Obvious lurking concern is whether immune escape variants (e.g. B.1.351) will spread in partly (& later more fully) vaccinated populations. I hope the answer is poorly, but no hard data to know yet.
Clarification: All plots here show the FREQUENCY of B.1.1.7, so they show changes RELATIVE to other variants. Factors that increase Rt (e.g. less restrictions, social behavior) wouldn't affect rate of frequency increase unless they affect the variants differently.
Based on comparing real-world trajectories, one (speculative, yes) question may be whether B.1.1.7 is less susceptible to NPIs than B.1.3.5. So it's probably possible for various factors to differentially affect variant trajectories (and also makes B.1.1.7 such a challenge).
Interesting idea!
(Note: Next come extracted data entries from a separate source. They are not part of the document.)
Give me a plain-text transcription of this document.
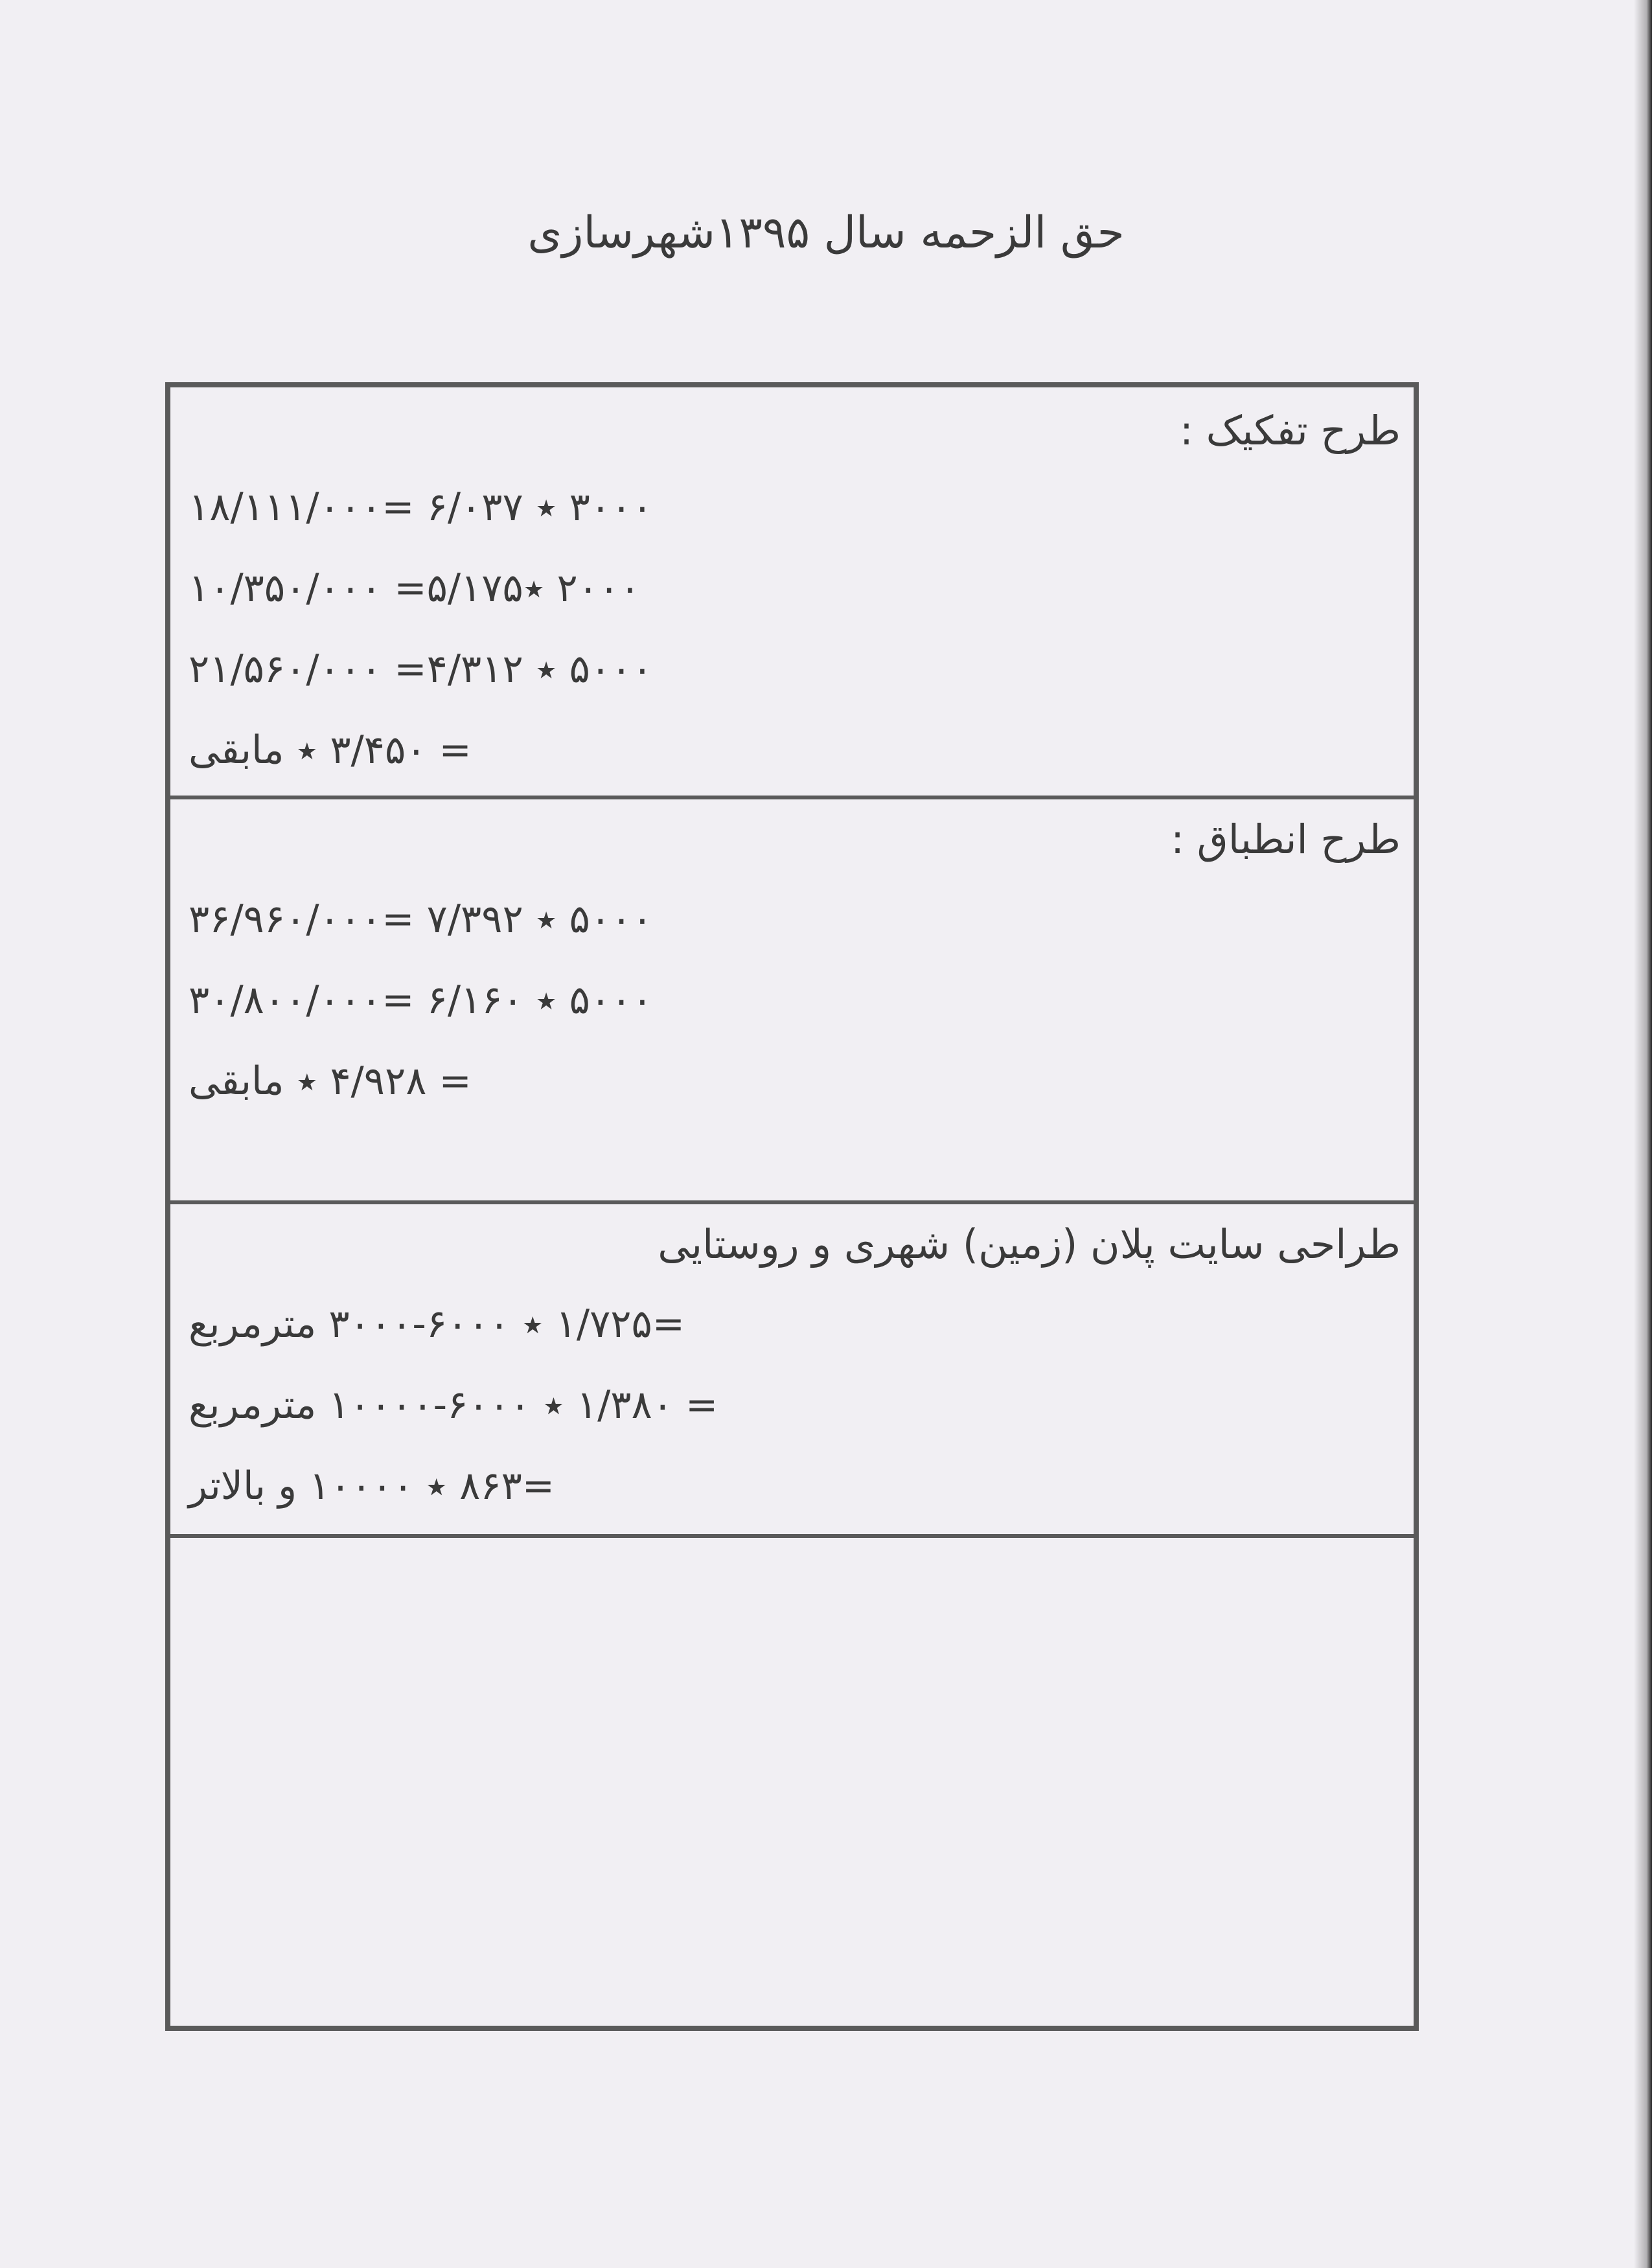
حق الزحمه سال ۱۳۹۵شهرسازی
طرح تفکیک :
۳۰۰۰ ٭ ۶/۰۳۷ =۱۸/۱۱۱/۰۰۰
۲۰۰۰ ٭۵/۱۷۵= ۱۰/۳۵۰/۰۰۰
۵۰۰۰ ٭ ۴/۳۱۲= ۲۱/۵۶۰/۰۰۰
= ۳/۴۵۰ ٭ مابقی
طرح انطباق :
۵۰۰۰ ٭ ۷/۳۹۲ =۳۶/۹۶۰/۰۰۰
۵۰۰۰ ٭ ۶/۱۶۰ =۳۰/۸۰۰/۰۰۰
= ۴/۹۲۸ ٭ مابقی
طراحی سایت پلان (زمین) شهری و روستایی
=۱/۷۲۵ ٭ ۶۰۰۰-۳۰۰۰ مترمربع
= ۱/۳۸۰ ٭ ۶۰۰۰-۱۰۰۰۰ مترمربع
=۸۶۳ ٭ ۱۰۰۰۰ و بالاتر
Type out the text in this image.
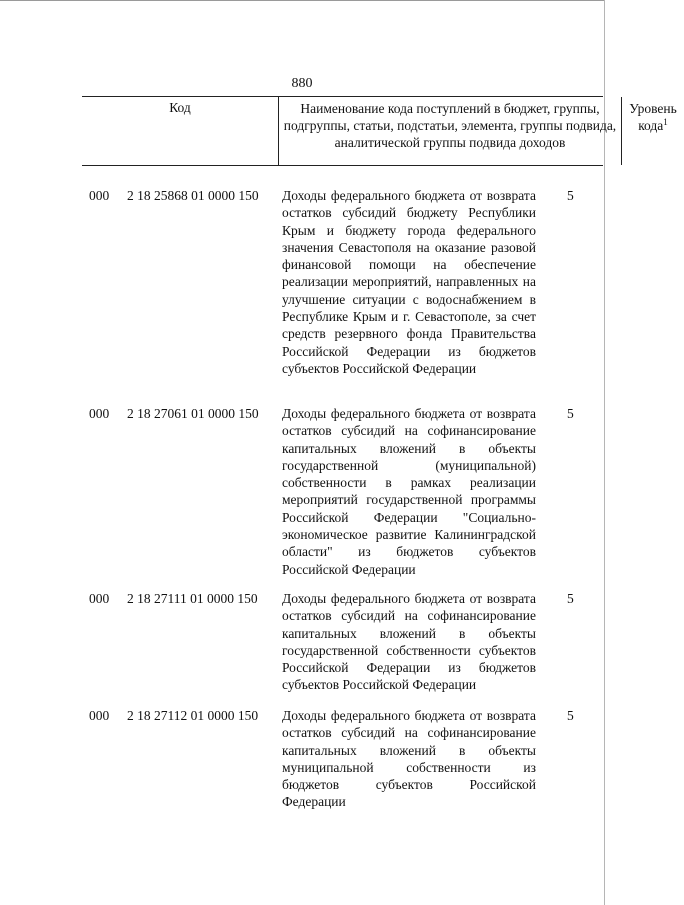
880
Код	Наименование кода поступлений в бюджет, группы, подгруппы, статьи, подстатьи, элемента, группы подвида, аналитической группы подвида доходов
Уровень кода$^1$
000 2 18 25868 01 0000 150 Доходы федерального бюджета от возврата остатков субсидий бюджету Республики Крым и бюджету города федерального значения Севастополя на оказание разовой финансовой помощи на обеспечение реализации мероприятий, направленных на улучшение ситуации с водоснабжением в Республике Крым и г. Севастополе, за счет средств резервного фонда Правительства Российской Федерации из бюджетов субъектов Российской Федерации
5
000 2 18 27061 01 0000 150 Доходы федерального бюджета от возврата остатков субсидий на софинансирование капитальных вложений в объекты государственной (муниципальной) собственности в рамках реализации мероприятий государственной программы Российской Федерации "Социально-экономическое развитие Калининградской области" из бюджетов субъектов Российской Федерации
5
000 2 18 27111 01 0000 150 Доходы федерального бюджета от возврата остатков субсидий на софинансирование капитальных вложений в объекты государственной собственности субъектов Российской Федерации из бюджетов субъектов Российской Федерации
5
000 2 18 27112 01 0000 150 Доходы федерального бюджета от возврата остатков субсидий на софинансирование капитальных вложений в объекты муниципальной собственности из бюджетов субъектов Российской Федерации
5
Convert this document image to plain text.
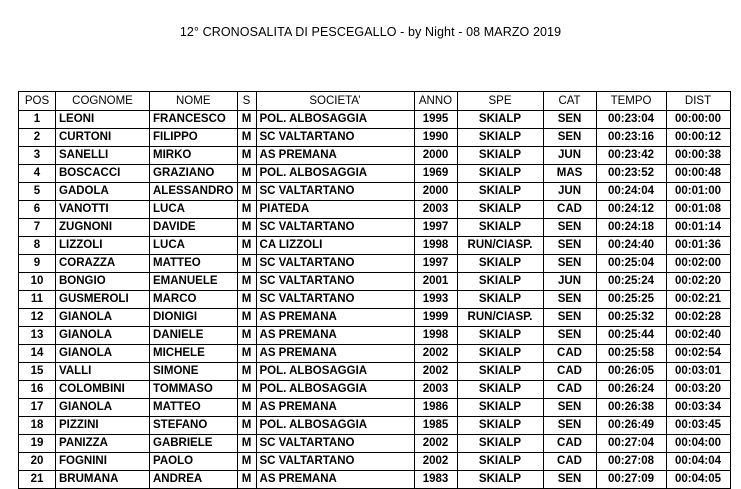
12° CRONOSALITA DI PESCEGALLO - by Night - 08 MARZO 2019
POS	COGNOME	NOME	S	SOCIETA’	ANNO	SPE	CAT	TEMPO	DIST
1	LEONI	FRANCESCO	M	POL. ALBOSAGGIA	1995	SKIALP	SEN	00:23:04	00:00:00
2	CURTONI	FILIPPO	M	SC VALTARTANO	1990	SKIALP	SEN	00:23:16	00:00:12
3	SANELLI	MIRKO	M	AS PREMANA	2000	SKIALP	JUN	00:23:42	00:00:38
4	BOSCACCI	GRAZIANO	M	POL. ALBOSAGGIA	1969	SKIALP	MAS	00:23:52	00:00:48
5	GADOLA	ALESSANDRO	M	SC VALTARTANO	2000	SKIALP	JUN	00:24:04	00:01:00
6	VANOTTI	LUCA	M	PIATEDA	2003	SKIALP	CAD	00:24:12	00:01:08
7	ZUGNONI	DAVIDE	M	SC VALTARTANO	1997	SKIALP	SEN	00:24:18	00:01:14
8	LIZZOLI	LUCA	M	CA LIZZOLI	1998	RUN/CIASP.	SEN	00:24:40	00:01:36
9	CORAZZA	MATTEO	M	SC VALTARTANO	1997	SKIALP	SEN	00:25:04	00:02:00
10	BONGIO	EMANUELE	M	SC VALTARTANO	2001	SKIALP	JUN	00:25:24	00:02:20
11	GUSMEROLI	MARCO	M	SC VALTARTANO	1993	SKIALP	SEN	00:25:25	00:02:21
12	GIANOLA	DIONIGI	M	AS PREMANA	1999	RUN/CIASP.	SEN	00:25:32	00:02:28
13	GIANOLA	DANIELE	M	AS PREMANA	1998	SKIALP	SEN	00:25:44	00:02:40
14	GIANOLA	MICHELE	M	AS PREMANA	2002	SKIALP	CAD	00:25:58	00:02:54
15	VALLI	SIMONE	M	POL. ALBOSAGGIA	2002	SKIALP	CAD	00:26:05	00:03:01
16	COLOMBINI	TOMMASO	M	POL. ALBOSAGGIA	2003	SKIALP	CAD	00:26:24	00:03:20
17	GIANOLA	MATTEO	M	AS PREMANA	1986	SKIALP	SEN	00:26:38	00:03:34
18	PIZZINI	STEFANO	M	POL. ALBOSAGGIA	1985	SKIALP	SEN	00:26:49	00:03:45
19	PANIZZA	GABRIELE	M	SC VALTARTANO	2002	SKIALP	CAD	00:27:04	00:04:00
20	FOGNINI	PAOLO	M	SC VALTARTANO	2002	SKIALP	CAD	00:27:08	00:04:04
21	BRUMANA	ANDREA	M	AS PREMANA	1983	SKIALP	SEN	00:27:09	00:04:05
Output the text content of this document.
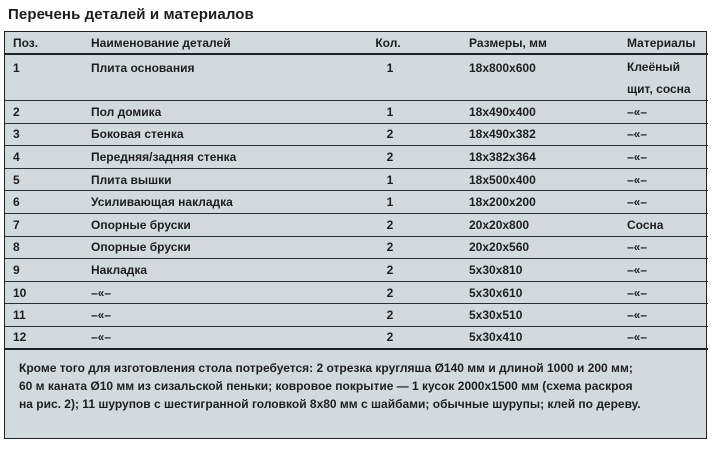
Перечень деталей и материалов
Поз.	Наименование деталей	Кол.	Размеры, мм	Материалы
1	Плита основания	1	18x800x600	Клеёный щит, сосна
2	Пол домика	1	18x490x400	–«–
3	Боковая стенка	2	18x490x382	–«–
4	Передняя/задняя стенка	2	18x382x364	–«–
5	Плита вышки	1	18x500x400	–«–
6	Усиливающая накладка	1	18x200x200	–«–
7	Опорные бруски	2	20x20x800	Сосна
8	Опорные бруски	2	20x20x560	–«–
9	Накладка	2	5x30x810	–«–
10	–«–	2	5x30x610	–«–
11	–«–	2	5x30x510	–«–
12	–«–	2	5x30x410	–«–
Кроме того для изготовления стола потребуется: 2 отрезка кругляша Ø140 мм и длиной 1000 и 200 мм;
60 м каната Ø10 мм из сизальской пеньки; ковровое покрытие — 1 кусок 2000x1500 мм (схема раскроя
на рис. 2); 11 шурупов с шестигранной головкой 8x80 мм с шайбами; обычные шурупы; клей по дереву.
How were you thinking this would work (other than age-dependent Rt hyp above)? Are you hypothesizing that B.1.351 has a lower R0 than B.1.1.7 (but could have a higher Rt due to more immune evasion) so easier to control with NPIs? Or am I misunderstanding?
Different infectious window: length and/or timing? Earlier/later infectiousness in disease course (later easier to notice/control with NPIs) or narrower/wider duration (latter harder with NPIs). South Africa vs UK/Israel/Europe trajectory is interesting. B.1.1.7 seems terrible.
So, speculatively, that combo could account for re-infection (spiking again in the highly-connected population) and the antibody drop findings of b.1.135 and the South Africa surge/fall trajectory. Meanwhile, note the persistent havoc B.1.1.7 (no immune evasion) seems to wreak.